In tonier places the game at the moment is a trade that is the reverse of this. People take over rental property and divide it into condos, to capture the vastly higher prices people pay (at these low mortgage rates etc) to own, than can be carried by the capital of the rental property, at existing rents. In CA, the Boston area, anyplace owner prices are in nosebleed territory, that is the profitable trade, not holding to rent.
In parts of the country that aren't overpriced and are underpriced, apartments can be held in large blocks, but typically not justified in private homes. Each apartment winds up valued at 50-100k, typically. Some small operators own a few buildings this way, most are run by larger chains that operate in whole regions, with hundreds of units (and up).
The other profitable real estate activity is building additional single family houses, wherever demand or nearby prices are high, and zoning and infrastructure things aren't unmanagable. Companies like Pulte and Lennar do that. You can make a new house in Phoenix for 100k, that will sell in 3 months for more than that. That by size and amenities etc, would go for 250k or more in the NE and for 500k or more in CA.
That is effectively arbitraging construction costs against nosebleed house prices. If there is any level of mansion people will leave Boston, New York, or the bay area to have, then that will eventually cap the explosion of house prices in the hot markets.
You bought too high!
All real estate profits hinge on up front costs. If you buy too high you must be damn lucky to ever get a return on investment. 99.9999% of the time in this situation you will not be lucky. Mortgage Auctions, repos and depressed properties are the answer.

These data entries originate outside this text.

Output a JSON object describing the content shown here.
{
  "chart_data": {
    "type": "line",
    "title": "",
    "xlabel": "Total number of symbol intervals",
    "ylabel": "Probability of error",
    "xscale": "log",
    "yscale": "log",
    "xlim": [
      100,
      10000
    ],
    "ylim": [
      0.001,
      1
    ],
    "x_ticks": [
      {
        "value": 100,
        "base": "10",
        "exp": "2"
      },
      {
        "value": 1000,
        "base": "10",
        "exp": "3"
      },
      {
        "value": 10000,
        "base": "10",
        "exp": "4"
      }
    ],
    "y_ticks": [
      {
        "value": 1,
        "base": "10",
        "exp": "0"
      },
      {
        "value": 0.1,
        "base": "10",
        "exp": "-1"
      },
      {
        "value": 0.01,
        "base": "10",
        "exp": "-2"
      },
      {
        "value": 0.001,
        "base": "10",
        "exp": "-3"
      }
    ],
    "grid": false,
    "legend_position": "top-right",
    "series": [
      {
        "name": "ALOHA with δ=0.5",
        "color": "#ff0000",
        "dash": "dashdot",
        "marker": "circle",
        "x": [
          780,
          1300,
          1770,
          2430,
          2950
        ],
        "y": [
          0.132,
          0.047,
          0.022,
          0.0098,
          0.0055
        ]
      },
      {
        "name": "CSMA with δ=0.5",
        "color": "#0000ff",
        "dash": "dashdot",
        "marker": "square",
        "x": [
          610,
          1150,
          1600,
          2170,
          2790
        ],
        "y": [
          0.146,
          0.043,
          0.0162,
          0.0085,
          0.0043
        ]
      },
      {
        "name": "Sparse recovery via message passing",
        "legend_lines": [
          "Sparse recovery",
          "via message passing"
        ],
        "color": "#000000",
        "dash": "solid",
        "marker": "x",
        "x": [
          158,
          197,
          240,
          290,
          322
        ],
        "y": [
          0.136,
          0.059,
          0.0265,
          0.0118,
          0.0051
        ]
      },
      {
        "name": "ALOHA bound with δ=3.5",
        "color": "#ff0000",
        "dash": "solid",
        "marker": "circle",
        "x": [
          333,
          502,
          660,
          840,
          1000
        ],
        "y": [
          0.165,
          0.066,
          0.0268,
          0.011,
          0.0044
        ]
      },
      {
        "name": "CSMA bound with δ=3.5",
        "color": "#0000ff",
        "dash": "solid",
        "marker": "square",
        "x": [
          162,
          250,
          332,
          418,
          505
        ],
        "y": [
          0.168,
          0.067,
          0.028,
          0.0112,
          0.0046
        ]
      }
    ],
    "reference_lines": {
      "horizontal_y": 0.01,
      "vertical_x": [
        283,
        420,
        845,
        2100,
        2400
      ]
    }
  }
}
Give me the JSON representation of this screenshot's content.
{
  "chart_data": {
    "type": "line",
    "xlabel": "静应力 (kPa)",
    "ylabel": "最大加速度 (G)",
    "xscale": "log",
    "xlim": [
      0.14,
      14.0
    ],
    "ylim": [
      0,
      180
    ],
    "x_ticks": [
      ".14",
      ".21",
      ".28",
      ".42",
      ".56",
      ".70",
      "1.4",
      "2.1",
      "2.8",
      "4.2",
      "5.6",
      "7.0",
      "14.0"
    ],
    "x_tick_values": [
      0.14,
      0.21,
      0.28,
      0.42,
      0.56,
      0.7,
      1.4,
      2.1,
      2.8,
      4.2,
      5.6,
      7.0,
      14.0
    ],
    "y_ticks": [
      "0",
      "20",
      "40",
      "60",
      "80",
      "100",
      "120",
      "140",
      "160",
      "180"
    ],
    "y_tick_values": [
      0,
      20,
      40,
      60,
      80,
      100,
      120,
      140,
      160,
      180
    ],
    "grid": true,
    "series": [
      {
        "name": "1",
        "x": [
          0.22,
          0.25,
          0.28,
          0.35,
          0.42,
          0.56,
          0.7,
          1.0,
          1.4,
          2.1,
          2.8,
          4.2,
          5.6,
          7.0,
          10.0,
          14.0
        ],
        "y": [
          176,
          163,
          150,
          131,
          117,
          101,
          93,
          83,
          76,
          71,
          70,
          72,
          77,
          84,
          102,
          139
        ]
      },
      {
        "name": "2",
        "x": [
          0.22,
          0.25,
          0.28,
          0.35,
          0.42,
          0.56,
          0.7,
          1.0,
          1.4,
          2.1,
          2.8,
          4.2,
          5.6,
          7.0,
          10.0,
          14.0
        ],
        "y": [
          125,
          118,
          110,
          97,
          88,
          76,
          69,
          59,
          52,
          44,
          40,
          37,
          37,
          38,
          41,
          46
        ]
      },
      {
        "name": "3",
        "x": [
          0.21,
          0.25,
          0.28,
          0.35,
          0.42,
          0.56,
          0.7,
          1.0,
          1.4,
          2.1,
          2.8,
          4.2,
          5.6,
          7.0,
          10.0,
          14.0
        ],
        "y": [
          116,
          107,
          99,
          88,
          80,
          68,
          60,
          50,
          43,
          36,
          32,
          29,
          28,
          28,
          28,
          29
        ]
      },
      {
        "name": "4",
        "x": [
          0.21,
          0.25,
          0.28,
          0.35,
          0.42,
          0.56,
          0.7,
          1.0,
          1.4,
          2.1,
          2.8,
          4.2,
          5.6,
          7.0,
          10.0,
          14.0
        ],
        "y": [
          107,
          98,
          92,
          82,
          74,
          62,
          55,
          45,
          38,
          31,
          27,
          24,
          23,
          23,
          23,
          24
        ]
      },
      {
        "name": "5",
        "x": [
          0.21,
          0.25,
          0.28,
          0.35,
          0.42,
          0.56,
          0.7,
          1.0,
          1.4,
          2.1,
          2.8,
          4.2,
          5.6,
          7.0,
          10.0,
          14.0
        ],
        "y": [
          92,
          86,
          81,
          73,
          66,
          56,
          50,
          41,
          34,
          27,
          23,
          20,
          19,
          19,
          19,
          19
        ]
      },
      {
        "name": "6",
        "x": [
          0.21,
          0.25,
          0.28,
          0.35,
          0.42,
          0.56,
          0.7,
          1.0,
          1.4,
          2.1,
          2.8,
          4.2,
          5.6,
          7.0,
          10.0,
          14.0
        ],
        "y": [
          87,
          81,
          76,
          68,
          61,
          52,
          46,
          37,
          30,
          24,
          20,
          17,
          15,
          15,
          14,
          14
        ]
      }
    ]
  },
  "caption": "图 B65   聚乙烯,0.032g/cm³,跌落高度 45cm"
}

I just bought a 2br/1bh home that is in a commercial zone for 8,700 bucks! For another 30K I can have it in tip top shape. At that point it will be worth over 50K just for the house alone not including the commercial potential of the property.
Pay cash
Using a "fast turn" instead of a "buy and hold" strategy regardless of the negative cash flow.
Our 1983-bought $117,000 San Diego property was in negative cash flow the entire time we paid the 15 year mortgage until the mortgage was paid off 9 years into the loan.
Now, that property spits out $1,400 per month in rental income and is worth about $400,000.
My only regret is that I did not "buy and hold" ten more just like it.